20. Wouldn't it make your life a whole lot more fulfilling knowing you worked to live and not lived to work!

Sunday, November 08, 2009

Slow recovery

The week has been one of trying to recover from SOAR. Between the altitude and a chest cold I was pretty much out of it. Facebook and Twitter folks saw a fair amount of my presence but I had no real brains for doing anything beyond those and watching the idiot box. I'm behind on my NaNoWriMo, I haven't done any complex knitting, and my spinning wheel has been pretty much sitting idle. I did do up some of the mohair locks Karen purchased at OFFF to spin up but I need to find a good yarn for plying it with so that the color doesn't get lost. I did finish a UFO pair of socks that had been languishing since last year so I'm pleased with that progress. I'm doing better energywise but I have laryngitis. No hollering for me for a while.

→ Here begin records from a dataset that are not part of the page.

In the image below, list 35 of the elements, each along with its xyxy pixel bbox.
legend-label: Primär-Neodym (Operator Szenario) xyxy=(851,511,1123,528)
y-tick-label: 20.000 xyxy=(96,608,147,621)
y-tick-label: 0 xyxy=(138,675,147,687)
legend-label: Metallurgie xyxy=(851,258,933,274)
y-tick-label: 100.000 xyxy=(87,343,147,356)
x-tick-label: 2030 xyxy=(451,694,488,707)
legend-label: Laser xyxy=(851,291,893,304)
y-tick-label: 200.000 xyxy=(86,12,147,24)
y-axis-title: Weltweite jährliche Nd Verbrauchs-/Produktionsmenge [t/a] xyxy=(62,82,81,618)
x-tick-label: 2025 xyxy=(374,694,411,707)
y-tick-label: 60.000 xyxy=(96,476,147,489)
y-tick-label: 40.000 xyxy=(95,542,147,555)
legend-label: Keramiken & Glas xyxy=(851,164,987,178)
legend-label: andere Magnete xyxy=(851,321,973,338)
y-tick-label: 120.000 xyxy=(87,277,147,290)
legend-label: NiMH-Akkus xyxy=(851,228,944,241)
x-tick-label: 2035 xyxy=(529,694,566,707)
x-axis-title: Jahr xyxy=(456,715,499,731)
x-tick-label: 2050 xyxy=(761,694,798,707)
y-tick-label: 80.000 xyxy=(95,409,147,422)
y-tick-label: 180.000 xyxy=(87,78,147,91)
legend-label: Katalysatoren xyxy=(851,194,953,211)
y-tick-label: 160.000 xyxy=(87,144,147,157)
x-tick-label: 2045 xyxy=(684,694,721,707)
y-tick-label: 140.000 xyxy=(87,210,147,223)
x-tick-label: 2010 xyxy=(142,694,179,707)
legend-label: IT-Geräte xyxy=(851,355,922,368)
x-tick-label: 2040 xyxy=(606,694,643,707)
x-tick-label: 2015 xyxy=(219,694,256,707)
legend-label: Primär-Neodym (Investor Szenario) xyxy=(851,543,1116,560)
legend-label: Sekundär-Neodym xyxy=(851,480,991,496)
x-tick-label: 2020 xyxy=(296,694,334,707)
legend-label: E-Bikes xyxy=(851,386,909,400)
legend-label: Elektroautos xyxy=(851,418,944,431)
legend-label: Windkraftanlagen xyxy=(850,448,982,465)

Tomorrow I have jury duty so I spent this evening going through my girlie bag and pulling out anything potentially comfiscatible at the courthouse. That meant no knitting or tool bags. I have other things I can take for entertaining myself during the dreary wait. It's been a long time since I last went to jury duty so this will be interesting.

I finally had a decent lighted day for taking pics of my SOAR swag. From Blue Moon some Blue Faced Leicester in Fall "On Top".

From Polwarth Co, some lovely silver polwarth roving that will make beautiful fingering weight yarn for a scarf.

From Sweet Grass Wool Targhee top in Moki Canyon. I found enough to make a vest.

SOAR Roomie Deb had a dyeing class and came away with a silk hankie. She just wanted one layer for a sample from the class so Barb and I split the rest. This will be fun to throw into a mystery batt for practicing my drum carding skills.

Barb did a swap with me. In exchange for one of my orifice hooks. Barb did a number of her Barbara's Buns in lovely polwarth and silk. So pretty!

The Monday following my return from SOAR I had an errand and lunch. The errand went quickly and gave me some time to rest before lunch. When I opened my door there was a package waiting for me from Black Bunny Fibers: Border Leicester wool/mohair/silk in colorway Hailstorm. The picture makes it a little lighter than it is. It's a pretty combination of blue and gray that will be nummy to spin. Thanks Carol!

Tuesday, November 03, 2009

Things I Learned At SOAR

I came home with a souvenir of SOAR that a number of other SOAR-goers came home with: the crud. But there were many things I got out of SOAR.

Plying yarn is a great way to get a student used to the hand motions when working with a wheel.

Hand combs are pointy and will draw blood.

Fellow spinners will come to you when you look like you’re going to fall over from lack of oxygen even though it’s just because you’re breathless from walking to class from a meal.

If you need fiber to spin, you will get it from someone, no questions asked.

I would sell my soul for a Lendrum Saxony. Woodland Woolworks has payment plans.

The mentors will answer your questions even though by Saturday they are zombies.

A charkha is not on my wishlist.

Judith McCuin is so mesmerizing I forgot to take pictures of the plying class.

Internet notables are delighted to sign spinning wheels.

A travel steamer is excellent for setting twist in yarn and the Christmas sales are the time to buy one.

To do a quick twist setting and you don’t have a travel steamer but have access to a microwave, take a hand towel and soak it in water, wringing out the excess. Fold it so it will fit in the microwave and place the skein inside the folds. Zap it for one minute.

You never know what you'll see.

You walk in with just a few tools and leave with many friends.